Background:
I am having some issues generalizing my data in robustness tests. I have a large data set (a little over 6.5 million images) which I am feeding through a CNN-SVM pipeline. The CNN is used only to extract the features and then the SVM is used for training.
My SVM from the R package "e1071" which uses libsvm and is a polinomial Kernel, degree == 4. I cannot train all of this data in the SVM because it simply takes too long so the solution I thought would be best was to divide my data in smaller sets and vote.
I have divided my training set (75% of the data so a little less than 5 million) into 41 chunks since I have 39 classes and 41 is the next coprime number. In case everyone votes different I should still have something to go on. This gives me about 120k samples which is really about the maximum of what I can train efficiently (a couple of days).
Test Results:
With 10-fold-Cross-Validation I get right around 80% accuracy in every one of the chunks. This was excellent for my problem. So I saved the models and voted to predict my test data and got only 15% accuracy. I have found that if I test one chunks model on any other chunks data I get the same 15% results more or less. Of course if I test a chunk against a model trained on that chunk I get 80%. I thought that maybe something was wrong with my code so I tested a XOR which game out perfectly.
Question:
It seems odd that the difference between cross validation and unseen test data would be so different, especially given the guarantees that SVM is so famously resilient to over-fitting. I always believed that cross validation was good estimator for generalization error/empirical risk. I am hoping that someone who understands this better than I do can point out where I went wrong.

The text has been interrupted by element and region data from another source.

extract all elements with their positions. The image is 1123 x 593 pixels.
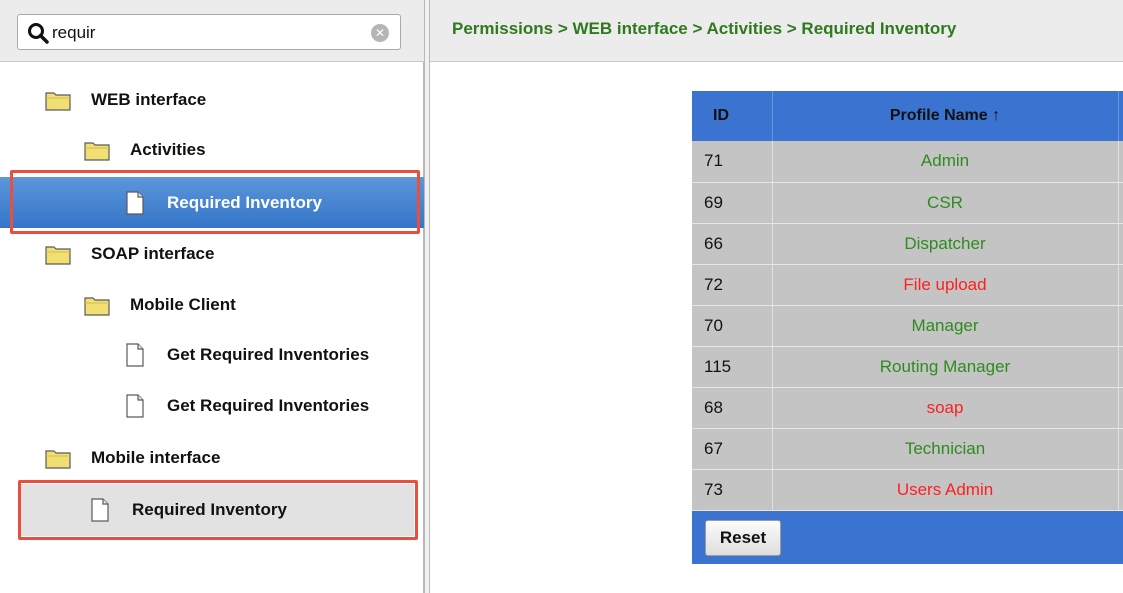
extra-cell [1118, 387, 1123, 429]
search-box[interactable]: ✕ [17, 14, 401, 50]
folder-icon [45, 450, 71, 469]
extra-cell [1118, 141, 1123, 183]
profile-name-link[interactable]: Technician [772, 428, 1119, 470]
clear-search-icon[interactable]: ✕ [371, 24, 389, 42]
extra-cell [1118, 428, 1123, 470]
tree-item-label: Get Required Inventories [167, 345, 370, 364]
profile-name-link[interactable]: File upload [772, 264, 1119, 306]
folder-icon [84, 142, 110, 161]
table-row[interactable]: 66 Dispatcher [692, 223, 1123, 265]
tree-item-mobile-interface[interactable]: Mobile interface [0, 438, 424, 478]
extra-cell [1118, 182, 1123, 224]
table-row[interactable]: 70 Manager [692, 305, 1123, 347]
column-header-extra [1118, 91, 1123, 141]
tree-item-label: Get Required Inventories [167, 396, 370, 415]
tree-item-required-inventory-mobile[interactable]: Required Inventory [21, 484, 414, 536]
tree-item-get-required-inventories[interactable]: Get Required Inventories [0, 386, 424, 426]
profile-name-link[interactable]: Manager [772, 305, 1119, 347]
document-icon [126, 343, 144, 367]
tree-item-label: Required Inventory [167, 192, 322, 212]
document-icon [126, 394, 144, 418]
folder-icon [84, 297, 110, 316]
tree-item-soap-interface[interactable]: SOAP interface [0, 234, 424, 274]
breadcrumb: Permissions > WEB interface > Activities… [452, 19, 957, 38]
table-footer: Reset [692, 510, 1123, 564]
tree-item-label: Mobile Client [130, 295, 236, 314]
profile-id-cell: 68 [692, 387, 773, 429]
extra-cell [1118, 264, 1123, 306]
table-header-row: ID Profile Name ↑ [692, 91, 1123, 141]
profiles-table-container: ID Profile Name ↑ 71 Admin 69 CSR 66 Dispatch… [692, 91, 1123, 564]
tree-item-web-interface[interactable]: WEB interface [0, 80, 424, 120]
extra-cell [1118, 305, 1123, 347]
tree-item-mobile-client[interactable]: Mobile Client [0, 285, 424, 325]
tree-item-get-required-inventories[interactable]: Get Required Inventories [0, 335, 424, 375]
table-row[interactable]: 67 Technician [692, 428, 1123, 470]
tree-item-activities[interactable]: Activities [0, 130, 424, 170]
document-icon [126, 190, 144, 215]
tree-item-label: Activities [130, 140, 206, 159]
search-input[interactable] [52, 21, 352, 45]
profile-name-link[interactable]: Routing Manager [772, 346, 1119, 388]
table-row[interactable]: 69 CSR [692, 182, 1123, 224]
folder-icon [45, 92, 71, 111]
profile-id-cell: 72 [692, 264, 773, 306]
table-row[interactable]: 115 Routing Manager [692, 346, 1123, 388]
profile-name-link[interactable]: Admin [772, 141, 1119, 183]
search-area: ✕ [0, 0, 424, 62]
column-header-profile-name[interactable]: Profile Name ↑ [772, 91, 1119, 141]
extra-cell [1118, 223, 1123, 265]
table-row[interactable]: 73 Users Admin [692, 469, 1123, 511]
reset-button[interactable]: Reset [705, 519, 781, 556]
search-icon [28, 23, 49, 44]
tree-item-label: SOAP interface [91, 244, 215, 263]
profile-id-cell: 66 [692, 223, 773, 265]
table-row[interactable]: 68 soap [692, 387, 1123, 429]
profile-name-link[interactable]: Users Admin [772, 469, 1119, 511]
profile-name-link[interactable]: Dispatcher [772, 223, 1119, 265]
extra-cell [1118, 469, 1123, 511]
profile-name-link[interactable]: soap [772, 387, 1119, 429]
profile-id-cell: 71 [692, 141, 773, 183]
table-row[interactable]: 71 Admin [692, 141, 1123, 183]
table-row[interactable]: 72 File upload [692, 264, 1123, 306]
column-header-id[interactable]: ID [692, 91, 773, 141]
breadcrumb-bar: Permissions > WEB interface > Activities… [430, 0, 1123, 62]
profile-id-cell: 70 [692, 305, 773, 347]
tree-item-required-inventory-selected[interactable]: Required Inventory [0, 177, 424, 228]
profile-id-cell: 67 [692, 428, 773, 470]
panel-splitter[interactable] [424, 0, 430, 593]
profile-name-link[interactable]: CSR [772, 182, 1119, 224]
tree-item-label: Mobile interface [91, 448, 221, 467]
profile-id-cell: 73 [692, 469, 773, 511]
extra-cell [1118, 346, 1123, 388]
profile-id-cell: 115 [692, 346, 773, 388]
profiles-table: ID Profile Name ↑ 71 Admin 69 CSR 66 Dispatch… [692, 91, 1123, 511]
folder-icon [45, 246, 71, 265]
profile-id-cell: 69 [692, 182, 773, 224]
document-icon [91, 498, 109, 522]
tree-item-label: Required Inventory [132, 500, 287, 519]
tree-item-label: WEB interface [91, 90, 207, 109]
navigation-panel: ✕ WEB interface Activities Required Inve… [0, 0, 424, 593]
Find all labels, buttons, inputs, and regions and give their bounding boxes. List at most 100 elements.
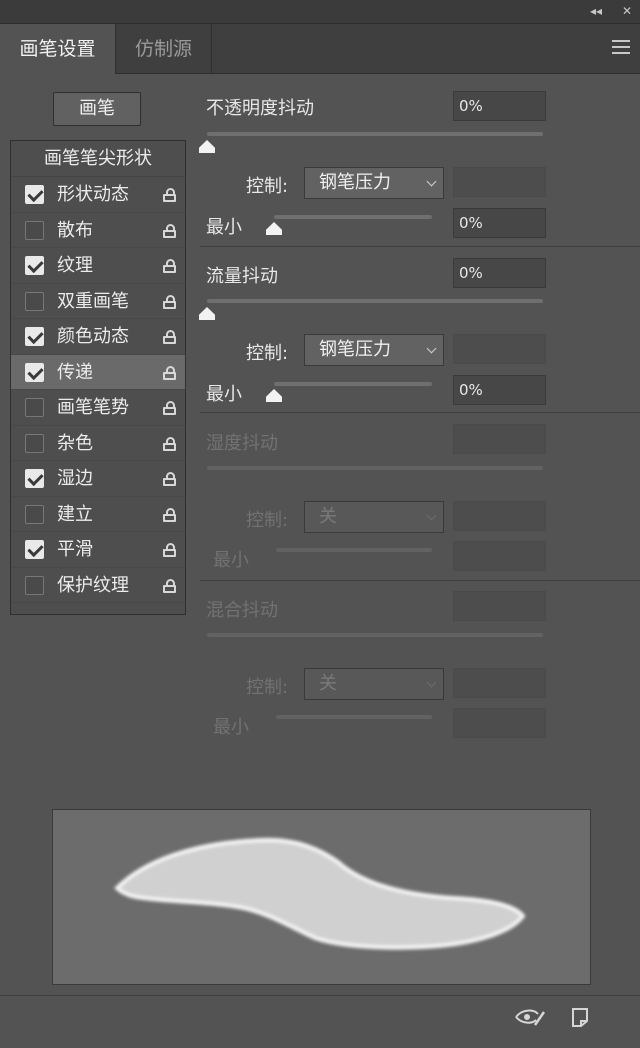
opacity-control-extra-field — [453, 167, 546, 197]
option-checkbox[interactable] — [25, 504, 44, 524]
mix-control-extra-field — [453, 668, 546, 698]
chevron-down-icon — [426, 176, 437, 187]
close-icon[interactable]: ✕ — [622, 4, 632, 18]
opacity-jitter-label: 不透明度抖动 — [206, 98, 314, 119]
wetness-min-slider — [276, 548, 432, 552]
lock-icon[interactable] — [163, 365, 176, 380]
brush-stroke-shape — [114, 837, 526, 950]
option-checkbox[interactable] — [25, 220, 44, 240]
lock-icon[interactable] — [163, 578, 176, 593]
chevron-down-icon — [426, 343, 437, 354]
brush-option-row[interactable]: 形状动态 — [11, 177, 185, 213]
lock-icon[interactable] — [163, 507, 176, 522]
opacity-min-label: 最小 — [206, 217, 242, 238]
brush-option-row[interactable]: 杂色 — [11, 426, 185, 461]
flow-jitter-slider[interactable] — [207, 299, 543, 303]
mix-min-slider — [276, 715, 432, 719]
opacity-min-field[interactable]: 0% — [453, 208, 546, 238]
brush-option-row[interactable]: 散布 — [11, 213, 185, 248]
lock-icon[interactable] — [163, 188, 176, 202]
brush-option-row[interactable]: 湿边 — [11, 461, 185, 497]
option-checkbox[interactable] — [25, 256, 44, 275]
option-checkbox[interactable] — [25, 327, 44, 346]
option-label[interactable]: 颜色动态 — [57, 319, 129, 354]
mix-control-label: 控制: — [246, 677, 289, 698]
brush-option-row[interactable]: 画笔笔势 — [11, 390, 185, 426]
wetness-jitter-field — [453, 424, 546, 454]
brush-presets-button[interactable]: 画笔 — [53, 92, 141, 126]
option-label[interactable]: 保护纹理 — [57, 568, 129, 603]
hamburger-menu-icon[interactable] — [612, 40, 630, 54]
brush-option-row[interactable]: 保护纹理 — [11, 568, 185, 603]
option-label[interactable]: 建立 — [57, 497, 93, 532]
lock-icon[interactable] — [163, 223, 176, 238]
option-checkbox[interactable] — [25, 291, 44, 311]
brush-option-row[interactable]: 平滑 — [11, 532, 185, 568]
tab-bar: 画笔设置 仿制源 — [0, 24, 640, 74]
new-brush-icon[interactable] — [571, 1006, 589, 1028]
option-label[interactable]: 散布 — [57, 213, 93, 248]
option-checkbox[interactable] — [25, 398, 44, 417]
option-label[interactable]: 传递 — [57, 355, 93, 390]
mix-jitter-label: 混合抖动 — [206, 600, 278, 621]
panel-footer — [0, 995, 640, 1040]
option-checkbox[interactable] — [25, 185, 44, 204]
tab-clone-source[interactable]: 仿制源 — [116, 24, 212, 74]
brush-option-row[interactable]: 双重画笔 — [11, 284, 185, 319]
chevron-down-icon — [426, 510, 437, 521]
opacity-jitter-field[interactable]: 0% — [453, 91, 546, 121]
eye-brush-icon[interactable] — [514, 1006, 546, 1028]
divider — [200, 246, 640, 247]
option-checkbox[interactable] — [25, 575, 44, 595]
flow-min-slider[interactable] — [274, 382, 432, 386]
flow-jitter-label: 流量抖动 — [206, 266, 278, 287]
opacity-control-value: 钢笔压力 — [319, 172, 391, 193]
collapse-icon[interactable]: ◂◂ — [590, 4, 602, 18]
brush-option-row[interactable]: 纹理 — [11, 248, 185, 284]
lock-icon[interactable] — [163, 401, 176, 415]
wetness-control-extra-field — [453, 501, 546, 531]
option-checkbox[interactable] — [25, 433, 44, 453]
option-checkbox[interactable] — [25, 469, 44, 488]
opacity-control-select[interactable]: 钢笔压力 — [304, 167, 444, 199]
divider — [200, 580, 640, 581]
brush-stroke-preview — [52, 809, 591, 985]
lock-icon[interactable] — [163, 294, 176, 309]
option-checkbox[interactable] — [25, 362, 44, 382]
mix-jitter-field — [453, 591, 546, 621]
lock-icon[interactable] — [163, 436, 176, 451]
brush-option-row[interactable]: 颜色动态 — [11, 319, 185, 355]
wetness-jitter-label: 湿度抖动 — [206, 433, 278, 454]
lock-icon[interactable] — [163, 543, 176, 557]
option-label[interactable]: 湿边 — [57, 461, 93, 496]
opacity-min-slider[interactable] — [274, 215, 432, 219]
flow-min-field[interactable]: 0% — [453, 375, 546, 405]
opacity-control-label: 控制: — [246, 176, 289, 197]
brush-options-list: 画笔笔尖形状 形状动态 散布 纹理 双重画笔 颜色动态 传递 画笔笔势 杂色 湿边 建立 平滑 保护纹… — [10, 140, 186, 615]
lock-icon[interactable] — [163, 472, 176, 486]
wetness-control-value: 关 — [319, 506, 337, 527]
opacity-jitter-slider[interactable] — [207, 132, 543, 136]
option-label[interactable]: 平滑 — [57, 532, 93, 567]
option-label[interactable]: 形状动态 — [57, 177, 129, 212]
brush-option-row[interactable]: 建立 — [11, 497, 185, 532]
panel-title-bar: ◂◂ ✕ — [0, 0, 640, 24]
brush-option-row[interactable]: 传递 — [11, 354, 185, 390]
lock-icon[interactable] — [163, 259, 176, 273]
wetness-min-field — [453, 541, 546, 571]
lock-icon[interactable] — [163, 330, 176, 344]
option-label[interactable]: 杂色 — [57, 426, 93, 461]
flow-control-extra-field — [453, 334, 546, 364]
option-label[interactable]: 画笔笔势 — [57, 390, 129, 425]
flow-control-select[interactable]: 钢笔压力 — [304, 334, 444, 366]
flow-min-label: 最小 — [206, 384, 242, 405]
option-checkbox[interactable] — [25, 540, 44, 559]
option-label[interactable]: 纹理 — [57, 248, 93, 283]
option-label[interactable]: 双重画笔 — [57, 284, 129, 319]
flow-control-value: 钢笔压力 — [319, 339, 391, 360]
divider — [200, 412, 640, 413]
tab-brush-settings[interactable]: 画笔设置 — [0, 24, 116, 74]
wetness-control-select: 关 — [304, 501, 444, 533]
brush-tip-shape-item[interactable]: 画笔笔尖形状 — [11, 141, 185, 177]
flow-jitter-field[interactable]: 0% — [453, 258, 546, 288]
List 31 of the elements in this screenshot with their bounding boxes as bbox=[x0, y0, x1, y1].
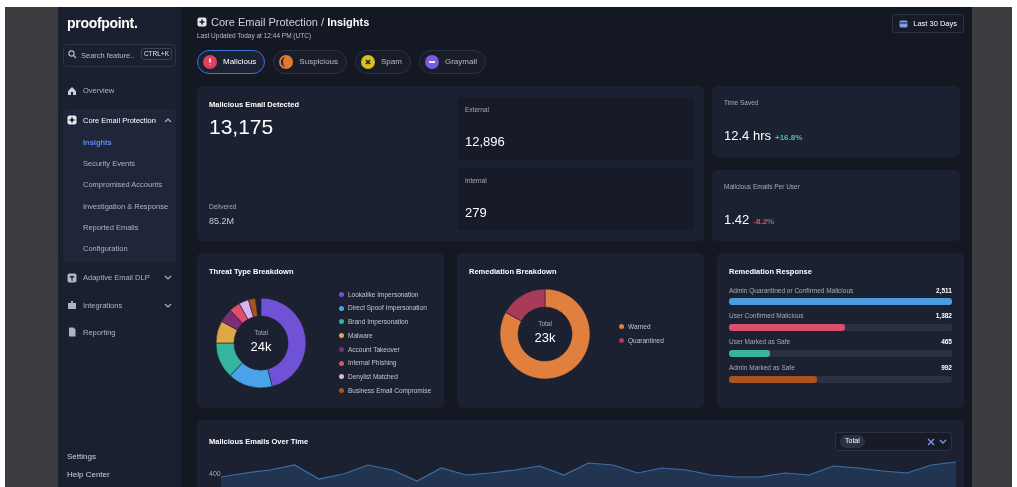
category-tab[interactable]: Malicious bbox=[197, 50, 266, 75]
metric-value: 12,896 bbox=[465, 133, 506, 152]
home-icon bbox=[67, 85, 77, 96]
clear-icon bbox=[927, 437, 935, 446]
breadcrumb: Core Email Protection / Insights bbox=[211, 15, 370, 30]
total-value: 24k bbox=[250, 338, 272, 357]
chevron-up-icon bbox=[164, 116, 172, 124]
metric-value: 85.2M bbox=[209, 214, 235, 228]
metric-value: 279 bbox=[465, 203, 488, 222]
plus-box-icon bbox=[197, 17, 207, 28]
chevron-down-icon bbox=[164, 274, 172, 282]
metric-value: 1.42 bbox=[724, 210, 750, 229]
filter-icon bbox=[67, 272, 77, 283]
chevron-down-icon bbox=[939, 438, 947, 445]
metric-value: 12.4 hrs bbox=[724, 126, 771, 145]
footer-link[interactable]: Help Center bbox=[67, 469, 172, 481]
footer-link[interactable]: Settings bbox=[67, 451, 172, 463]
calendar-icon bbox=[899, 19, 909, 29]
trend-change: -8.2% bbox=[753, 215, 775, 228]
plus-box-icon bbox=[67, 115, 77, 126]
brand-logo: proofpoint. bbox=[66, 14, 139, 33]
category-tab[interactable]: Spam bbox=[355, 50, 411, 75]
metric-value: 13,175 bbox=[209, 113, 275, 140]
category-tab[interactable]: Suspicious bbox=[273, 50, 348, 75]
document-icon bbox=[67, 327, 77, 338]
trend-change: +16.8% bbox=[775, 131, 803, 144]
category-tab[interactable]: Graymail bbox=[418, 50, 486, 75]
chevron-down-icon bbox=[164, 301, 172, 309]
search-icon bbox=[68, 50, 77, 59]
puzzle-icon bbox=[67, 300, 77, 311]
total-value: 23k bbox=[534, 329, 556, 348]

If anyone requires more information I would be happy to provide it.
More information requested:
Here are my model parameters: KERNEL="polynomial" DEGREE = 4 model = svm(trainSet, trainClasses, type="C-classification", kernel = KERNEL, degree = DEGREE, coef0=1, cost=1000, cachesize = 10000, cross = 10)
About Cross-Validation:
The data was divided randomly when split into the 41 chunks and I believe that the Cross-Fold-Validation in R does this again within the chunks. (I did also test this without doing the random split just for fun and the result was basically the same since my dataset is fairly balanced). The data is all from the same source and conditions. I don't believe that the data is very different between one chunk and another.
Also I am running 10 folds and taking the mean.